Hammerschmidt kann bestätigen, dass rein statistisch gesehen im ländlichen Raum von Ostthüringen nicht weniger passiert als in den Großstädten. „Allerdings haben wir hier einen großen Vorteil. Jeder kennt jeden. Wir kommen weitaus leichter an die Betroffenen heran.“ Wichtig hierfür sei natürlich, ständig miteinander im Gespräch zu bleiben – vor allem auch mit den Bevölkerungsteilen, die Drogenprobleme, Kriminalität und Ähnliches eher in den Großstädten beheimatet sehen.

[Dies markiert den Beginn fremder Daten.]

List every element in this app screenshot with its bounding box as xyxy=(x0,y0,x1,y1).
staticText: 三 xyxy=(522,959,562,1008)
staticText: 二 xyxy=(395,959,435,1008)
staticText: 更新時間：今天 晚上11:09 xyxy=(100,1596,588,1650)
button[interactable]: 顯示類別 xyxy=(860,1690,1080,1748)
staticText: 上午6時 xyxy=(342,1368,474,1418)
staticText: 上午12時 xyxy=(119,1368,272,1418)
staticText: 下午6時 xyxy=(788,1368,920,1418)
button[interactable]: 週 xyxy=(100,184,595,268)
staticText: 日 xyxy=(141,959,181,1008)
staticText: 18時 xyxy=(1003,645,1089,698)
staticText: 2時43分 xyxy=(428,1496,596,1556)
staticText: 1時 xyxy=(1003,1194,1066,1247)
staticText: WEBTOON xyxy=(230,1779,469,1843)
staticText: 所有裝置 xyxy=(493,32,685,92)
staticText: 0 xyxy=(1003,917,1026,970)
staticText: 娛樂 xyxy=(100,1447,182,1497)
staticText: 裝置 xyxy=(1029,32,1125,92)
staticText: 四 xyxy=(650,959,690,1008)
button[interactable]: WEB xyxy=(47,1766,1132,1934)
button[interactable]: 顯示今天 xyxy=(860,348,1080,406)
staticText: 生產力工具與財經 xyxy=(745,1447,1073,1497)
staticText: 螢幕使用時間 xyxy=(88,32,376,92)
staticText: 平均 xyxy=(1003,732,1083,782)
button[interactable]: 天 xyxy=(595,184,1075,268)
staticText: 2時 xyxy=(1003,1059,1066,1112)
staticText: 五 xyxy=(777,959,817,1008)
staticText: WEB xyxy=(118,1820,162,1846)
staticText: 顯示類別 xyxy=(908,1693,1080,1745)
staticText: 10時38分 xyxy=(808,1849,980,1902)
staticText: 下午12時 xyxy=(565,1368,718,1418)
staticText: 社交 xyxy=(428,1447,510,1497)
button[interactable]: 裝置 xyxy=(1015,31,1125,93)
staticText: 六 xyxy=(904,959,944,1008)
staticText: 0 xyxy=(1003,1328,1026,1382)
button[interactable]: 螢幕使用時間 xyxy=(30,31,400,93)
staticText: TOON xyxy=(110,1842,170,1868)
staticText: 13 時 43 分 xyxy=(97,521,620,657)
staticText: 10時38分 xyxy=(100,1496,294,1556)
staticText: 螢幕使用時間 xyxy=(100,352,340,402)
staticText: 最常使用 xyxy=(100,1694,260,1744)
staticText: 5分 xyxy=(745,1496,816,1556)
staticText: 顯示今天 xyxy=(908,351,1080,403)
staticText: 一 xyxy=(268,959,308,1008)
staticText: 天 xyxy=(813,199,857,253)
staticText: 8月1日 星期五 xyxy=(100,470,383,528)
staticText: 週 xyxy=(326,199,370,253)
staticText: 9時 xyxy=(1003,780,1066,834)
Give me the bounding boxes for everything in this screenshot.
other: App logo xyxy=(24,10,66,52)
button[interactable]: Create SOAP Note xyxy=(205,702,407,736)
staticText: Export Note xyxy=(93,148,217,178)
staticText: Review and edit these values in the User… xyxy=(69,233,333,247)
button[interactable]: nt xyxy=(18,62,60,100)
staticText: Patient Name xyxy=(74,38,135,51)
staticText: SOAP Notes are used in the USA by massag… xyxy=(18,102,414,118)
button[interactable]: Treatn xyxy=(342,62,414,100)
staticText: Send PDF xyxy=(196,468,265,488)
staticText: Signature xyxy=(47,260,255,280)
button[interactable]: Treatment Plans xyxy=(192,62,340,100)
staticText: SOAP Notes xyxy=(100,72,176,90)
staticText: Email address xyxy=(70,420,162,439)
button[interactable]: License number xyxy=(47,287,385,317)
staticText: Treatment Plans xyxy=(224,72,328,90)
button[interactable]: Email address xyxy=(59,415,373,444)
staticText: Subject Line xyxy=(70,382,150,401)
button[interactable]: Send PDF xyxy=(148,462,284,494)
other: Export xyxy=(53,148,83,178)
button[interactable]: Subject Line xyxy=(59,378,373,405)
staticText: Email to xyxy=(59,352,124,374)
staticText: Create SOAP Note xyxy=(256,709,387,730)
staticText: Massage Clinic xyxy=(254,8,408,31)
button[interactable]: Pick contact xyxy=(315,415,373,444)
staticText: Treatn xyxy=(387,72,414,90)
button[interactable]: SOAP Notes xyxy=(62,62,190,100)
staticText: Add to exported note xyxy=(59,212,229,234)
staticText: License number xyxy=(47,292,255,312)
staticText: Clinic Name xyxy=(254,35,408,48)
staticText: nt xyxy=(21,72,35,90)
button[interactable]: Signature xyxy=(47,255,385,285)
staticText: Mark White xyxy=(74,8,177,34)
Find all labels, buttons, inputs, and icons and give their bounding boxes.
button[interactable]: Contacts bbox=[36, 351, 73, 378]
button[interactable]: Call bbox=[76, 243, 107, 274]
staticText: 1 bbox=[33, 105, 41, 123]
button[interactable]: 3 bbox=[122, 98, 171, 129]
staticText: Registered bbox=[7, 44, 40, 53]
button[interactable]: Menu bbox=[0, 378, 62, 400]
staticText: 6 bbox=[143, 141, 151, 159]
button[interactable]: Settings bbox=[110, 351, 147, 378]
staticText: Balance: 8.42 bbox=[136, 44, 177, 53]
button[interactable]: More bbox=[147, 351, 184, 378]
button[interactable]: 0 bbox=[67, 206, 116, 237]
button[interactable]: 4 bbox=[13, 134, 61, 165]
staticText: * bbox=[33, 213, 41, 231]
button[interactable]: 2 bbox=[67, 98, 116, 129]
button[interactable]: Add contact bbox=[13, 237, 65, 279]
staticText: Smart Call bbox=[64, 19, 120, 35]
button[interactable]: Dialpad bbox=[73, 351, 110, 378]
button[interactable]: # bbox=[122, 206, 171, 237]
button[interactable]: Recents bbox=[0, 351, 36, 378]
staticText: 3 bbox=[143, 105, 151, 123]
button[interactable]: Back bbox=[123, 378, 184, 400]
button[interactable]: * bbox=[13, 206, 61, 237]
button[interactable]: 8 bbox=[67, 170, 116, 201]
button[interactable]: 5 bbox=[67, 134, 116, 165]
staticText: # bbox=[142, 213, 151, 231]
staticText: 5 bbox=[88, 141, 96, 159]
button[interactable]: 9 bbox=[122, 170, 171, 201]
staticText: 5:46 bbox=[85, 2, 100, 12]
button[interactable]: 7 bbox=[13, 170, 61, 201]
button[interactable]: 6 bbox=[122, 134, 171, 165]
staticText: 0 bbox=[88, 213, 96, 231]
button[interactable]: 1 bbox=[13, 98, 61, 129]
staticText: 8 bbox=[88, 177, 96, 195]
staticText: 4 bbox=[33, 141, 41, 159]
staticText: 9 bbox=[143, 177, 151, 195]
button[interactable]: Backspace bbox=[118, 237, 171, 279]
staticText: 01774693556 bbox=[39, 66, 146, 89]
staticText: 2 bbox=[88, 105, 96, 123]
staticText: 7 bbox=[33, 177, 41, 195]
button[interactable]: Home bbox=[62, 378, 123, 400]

Michael Kux möchte mit der Hommage an Udo Jürgens "Merci Genie" helfen

Dafür bietet sich am 28. November eine gute Gelegenheit in Zeulenroda. Franziska Markert, Nils Hammerschmidt plus weitere Vereinsmitglieder und Jugendliche stehen einem außergewöhnlichen Publikum Rede und Antwort: Udo Jürgens-Fans. „Merci Genie“, nennt sich die Hommage an Udo Jürgens, die von Michael Kux aus Bad Köstritz mit Begleitung von Frank Meier und Uwe Schubert vorgetragen wird. „Auch Udo Jürgens setzte sich unermüdlich für die Menschen ein, die mehr Hilfestellung benötigten“, erinnert Kux. Jürgens ist nicht nur musikalisch sein Vorbild, auch menschlich: „Soziales Engagement ist für uns selbstverständlich“. In Gera waren es beispielsweise Hochwasseropfer, eine Kirchgemeinde, ein Schulförderverein und jüngst Flüchtlinge und Behinderte, die Kux mit seinen Sangeskünsten unterstützt hat. In Zeulenroda möchte er gemeinsam mit seinem Publikum den Jugendverein „Römer“ unterstützen. Und das nicht nur mit einem nach der Veranstaltung überreichten Scheck. Miteinander ins Gespräch zu kommen, mehr über die Arbeit des Jugendvereins zu erfahren, liegt ihm am Herzen.

Veranstaltung am 28. November in der Stadthalle Zeulenroda

Hammerschmidt zeigte sich zuerst skeptisch, als „Gutmensch“ Kux und sein Veranstalter Jan Genseke an die Tür klopften. Nach mehreren Gesprächen ist er vom Veranstaltungskonzept überzeugt. Mittlerweile freut er sich, seinen Verein am 28. November, ab 19 Uhr, in der Stadthalle Zeulenroda vorstellen zu können. Das eigentliche Konzert beginnt 20 Uhr.